For that, I thank them. For the ugly insults, I apologize to them. I wish President Obama nothing but the best in his well-deserved retirement.

It’s no secret that even though I am a proud Republican and a genuine conservative, Donald Trump was far from my first choice. That said, I choose to give him a chance. What other option is there really? I remain hopeful that we will now have effective, pragmatic, conservative governance–effective, pragmatic, conservative governance that benefits all Americans, that leaves no one out.

Going forward, I hope that everyone will consider what I’ve said here and will consider separating the President’s character from the President’s official actions. If both deserve condemnation, then condemn them. If they don’t though, then do not conflate the two simply because it feels good to your baser side.

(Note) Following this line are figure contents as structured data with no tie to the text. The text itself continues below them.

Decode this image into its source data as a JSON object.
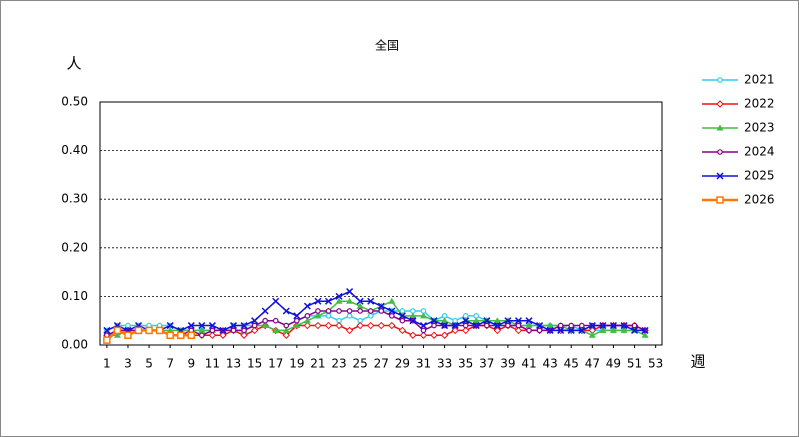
{
  "chart_data": {
    "type": "line",
    "title": "全国",
    "y_label": "人",
    "x_label": "週",
    "x": [
      1,
      2,
      3,
      4,
      5,
      6,
      7,
      8,
      9,
      10,
      11,
      12,
      13,
      14,
      15,
      16,
      17,
      18,
      19,
      20,
      21,
      22,
      23,
      24,
      25,
      26,
      27,
      28,
      29,
      30,
      31,
      32,
      33,
      34,
      35,
      36,
      37,
      38,
      39,
      40,
      41,
      42,
      43,
      44,
      45,
      46,
      47,
      48,
      49,
      50,
      51,
      52
    ],
    "xlim": [
      0.35,
      53.6
    ],
    "xticks": [
      1,
      3,
      5,
      7,
      9,
      11,
      13,
      15,
      17,
      19,
      21,
      23,
      25,
      27,
      29,
      31,
      33,
      35,
      37,
      39,
      41,
      43,
      45,
      47,
      49,
      51,
      53
    ],
    "ylim": [
      0,
      0.5
    ],
    "yticks": [
      {
        "value": 0,
        "label": "0.00"
      },
      {
        "value": 0.1,
        "label": "0.10"
      },
      {
        "value": 0.2,
        "label": "0.20"
      },
      {
        "value": 0.3,
        "label": "0.30"
      },
      {
        "value": 0.4,
        "label": "0.40"
      },
      {
        "value": 0.5,
        "label": "0.50"
      }
    ],
    "grid": true,
    "legend": "right",
    "series": [
      {
        "name": "2021",
        "color": "#33ccee",
        "marker": "circle",
        "values": [
          0.03,
          0.04,
          0.04,
          0.04,
          0.04,
          0.04,
          0.04,
          0.03,
          0.03,
          0.03,
          0.03,
          0.03,
          0.04,
          0.04,
          0.04,
          0.05,
          0.05,
          0.04,
          0.05,
          0.06,
          0.06,
          0.06,
          0.05,
          0.06,
          0.05,
          0.06,
          0.07,
          0.07,
          0.07,
          0.07,
          0.07,
          0.05,
          0.06,
          0.05,
          0.06,
          0.06,
          0.05,
          0.04,
          0.04,
          0.04,
          0.04,
          0.04,
          0.04,
          0.04,
          0.04,
          0.03,
          0.03,
          0.03,
          0.03,
          0.03,
          0.03,
          0.03
        ]
      },
      {
        "name": "2022",
        "color": "#ee1111",
        "marker": "diamond",
        "values": [
          0.02,
          0.03,
          0.03,
          0.03,
          0.03,
          0.03,
          0.02,
          0.02,
          0.02,
          0.02,
          0.02,
          0.02,
          0.03,
          0.02,
          0.03,
          0.04,
          0.03,
          0.02,
          0.04,
          0.04,
          0.04,
          0.04,
          0.04,
          0.03,
          0.04,
          0.04,
          0.04,
          0.04,
          0.03,
          0.02,
          0.02,
          0.02,
          0.02,
          0.03,
          0.03,
          0.04,
          0.04,
          0.03,
          0.04,
          0.03,
          0.03,
          0.03,
          0.03,
          0.03,
          0.03,
          0.03,
          0.03,
          0.04,
          0.04,
          0.04,
          0.04,
          0.03
        ]
      },
      {
        "name": "2023",
        "color": "#44bb44",
        "marker": "triangle",
        "values": [
          0.02,
          0.02,
          0.03,
          0.03,
          0.03,
          0.03,
          0.03,
          0.03,
          0.03,
          0.03,
          0.03,
          0.03,
          0.03,
          0.03,
          0.04,
          0.04,
          0.03,
          0.03,
          0.04,
          0.05,
          0.06,
          0.07,
          0.09,
          0.09,
          0.08,
          0.07,
          0.08,
          0.09,
          0.06,
          0.06,
          0.06,
          0.05,
          0.05,
          0.04,
          0.05,
          0.05,
          0.05,
          0.05,
          0.05,
          0.04,
          0.04,
          0.04,
          0.04,
          0.04,
          0.03,
          0.03,
          0.02,
          0.03,
          0.03,
          0.03,
          0.03,
          0.02
        ]
      },
      {
        "name": "2024",
        "color": "#880088",
        "marker": "circle",
        "values": [
          0.02,
          0.03,
          0.03,
          0.03,
          0.03,
          0.03,
          0.02,
          0.02,
          0.03,
          0.02,
          0.03,
          0.03,
          0.03,
          0.03,
          0.04,
          0.05,
          0.05,
          0.04,
          0.05,
          0.06,
          0.07,
          0.07,
          0.07,
          0.07,
          0.07,
          0.07,
          0.07,
          0.06,
          0.05,
          0.05,
          0.03,
          0.04,
          0.04,
          0.04,
          0.04,
          0.04,
          0.04,
          0.04,
          0.04,
          0.04,
          0.03,
          0.03,
          0.03,
          0.04,
          0.04,
          0.04,
          0.04,
          0.04,
          0.04,
          0.04,
          0.04,
          0.03
        ]
      },
      {
        "name": "2025",
        "color": "#1111dd",
        "marker": "x",
        "values": [
          0.03,
          0.04,
          0.03,
          0.04,
          0.03,
          0.03,
          0.04,
          0.03,
          0.04,
          0.04,
          0.04,
          0.03,
          0.04,
          0.04,
          0.05,
          0.07,
          0.09,
          0.07,
          0.06,
          0.08,
          0.09,
          0.09,
          0.1,
          0.11,
          0.09,
          0.09,
          0.08,
          0.07,
          0.06,
          0.05,
          0.04,
          0.05,
          0.04,
          0.04,
          0.05,
          0.04,
          0.05,
          0.04,
          0.05,
          0.05,
          0.05,
          0.04,
          0.03,
          0.03,
          0.03,
          0.03,
          0.04,
          0.04,
          0.04,
          0.04,
          0.03,
          0.03
        ]
      },
      {
        "name": "2026",
        "color": "#ff7700",
        "marker": "square",
        "values": [
          0.01,
          0.03,
          0.02,
          0.03,
          0.03,
          0.03,
          0.02,
          0.02,
          0.02,
          null,
          null,
          null,
          null,
          null,
          null,
          null,
          null,
          null,
          null,
          null,
          null,
          null,
          null,
          null,
          null,
          null,
          null,
          null,
          null,
          null,
          null,
          null,
          null,
          null,
          null,
          null,
          null,
          null,
          null,
          null,
          null,
          null,
          null,
          null,
          null,
          null,
          null,
          null,
          null,
          null,
          null,
          null
        ]
      }
    ]
  }
}
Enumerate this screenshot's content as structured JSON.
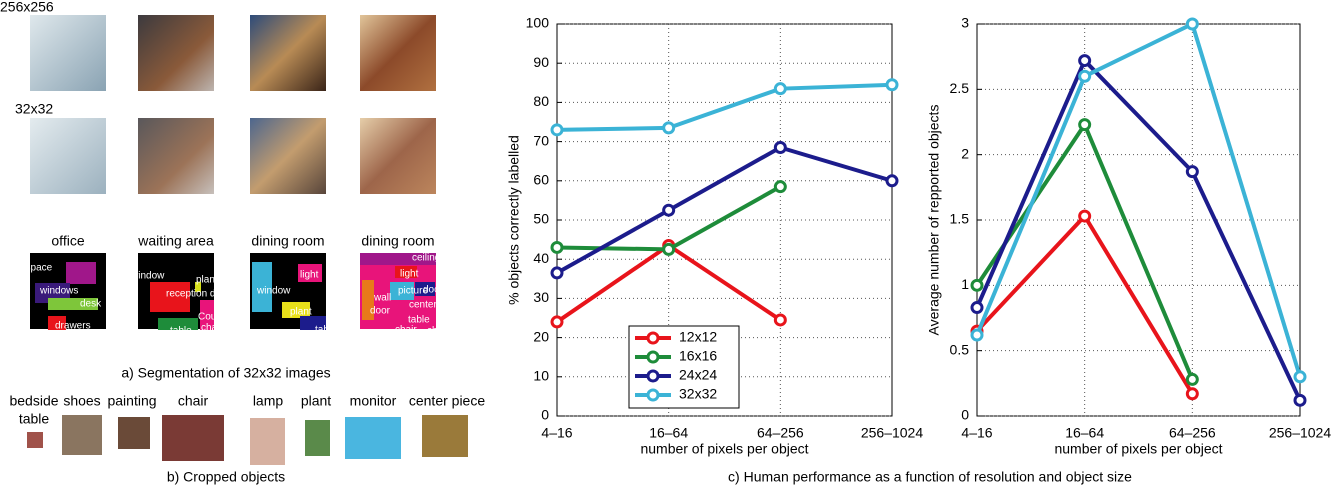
{
  "left_panel": {
    "size_labels": [
      "256x256",
      "32x32"
    ],
    "scenes": [
      "office",
      "waiting area",
      "dining room",
      "dining room"
    ],
    "segmentation_labels": [
      [
        "wall-space",
        "windows",
        "desk",
        "drawers"
      ],
      [
        "window",
        "plant",
        "reception desk",
        "table",
        "Couche",
        "chairs"
      ],
      [
        "light",
        "window",
        "plant",
        "table",
        "chairs"
      ],
      [
        "ceiling",
        "light",
        "picture",
        "doors",
        "wall",
        "center piece",
        "cture",
        "door",
        "table",
        "chair",
        "chair",
        "chair",
        "floor"
      ]
    ],
    "cropped_objects": [
      [
        "bedside",
        "table"
      ],
      [
        "shoes"
      ],
      [
        "painting"
      ],
      [
        "chair"
      ],
      [
        "lamp"
      ],
      [
        "plant"
      ],
      [
        "monitor"
      ],
      [
        "center piece"
      ]
    ]
  },
  "captions": [
    "a) Segmentation of 32x32 images",
    "b) Cropped objects",
    "c) Human performance as a function of resolution and object size"
  ],
  "chart_data": [
    {
      "type": "line",
      "xlabel": "number of pixels per object",
      "ylabel": "% objects correctly labelled",
      "categories": [
        "4–16",
        "16–64",
        "64–256",
        "256–1024"
      ],
      "ylim": [
        0,
        100
      ],
      "yticks": [
        0,
        10,
        20,
        30,
        40,
        50,
        60,
        70,
        80,
        90,
        100
      ],
      "grid": true,
      "legend": "lower left",
      "series": [
        {
          "name": "12x12",
          "color": "#e8141b",
          "values": [
            24,
            43.5,
            24.5,
            null
          ]
        },
        {
          "name": "16x16",
          "color": "#1e8c3a",
          "values": [
            43,
            42.5,
            58.5,
            null
          ]
        },
        {
          "name": "24x24",
          "color": "#1c1c8c",
          "values": [
            36.5,
            52.5,
            68.5,
            60
          ]
        },
        {
          "name": "32x32",
          "color": "#3bb3d6",
          "values": [
            73,
            73.5,
            83.5,
            84.5
          ]
        }
      ]
    },
    {
      "type": "line",
      "xlabel": "number of pixels per object",
      "ylabel": "Average number of repported objects",
      "categories": [
        "4–16",
        "16–64",
        "64–256",
        "256–1024"
      ],
      "ylim": [
        0,
        3
      ],
      "yticks": [
        0,
        0.5,
        1,
        1.5,
        2,
        2.5,
        3
      ],
      "grid": true,
      "series": [
        {
          "name": "12x12",
          "color": "#e8141b",
          "values": [
            0.65,
            1.53,
            0.17,
            null
          ]
        },
        {
          "name": "16x16",
          "color": "#1e8c3a",
          "values": [
            1.0,
            2.23,
            0.28,
            null
          ]
        },
        {
          "name": "24x24",
          "color": "#1c1c8c",
          "values": [
            0.83,
            2.72,
            1.87,
            0.12
          ]
        },
        {
          "name": "32x32",
          "color": "#3bb3d6",
          "values": [
            0.62,
            2.6,
            3.0,
            0.3
          ]
        }
      ]
    }
  ]
}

Give our leaders and their families–no matter their political positions–the same respect you would ask for yourself and for your families. If you’re still attacking the Obamas, then you’re wrong. If you’re burning trash cans and cars in the street, then you’re wrong. We must change the tone in this country, and we conservatives must admit that our own conduct and words have not lived up to the ideal. It is incumbent, starting right now and regardless of the past, on both sides of the political divide and on our entire electorate to commit ourselves to a more respectful approach to dialog–even if it appears that our efforts are not reciprocated.

I think that all too often we feel so disconnected from our President and so passionate about our political positions that we forget that the President isn’t just the President. Just like us, he is also a father, a husband, a friend, and a human being with feelings, hopes, dreams, and so forth. From now on, let’s try to reacquaint ourselves with the Golden Rule.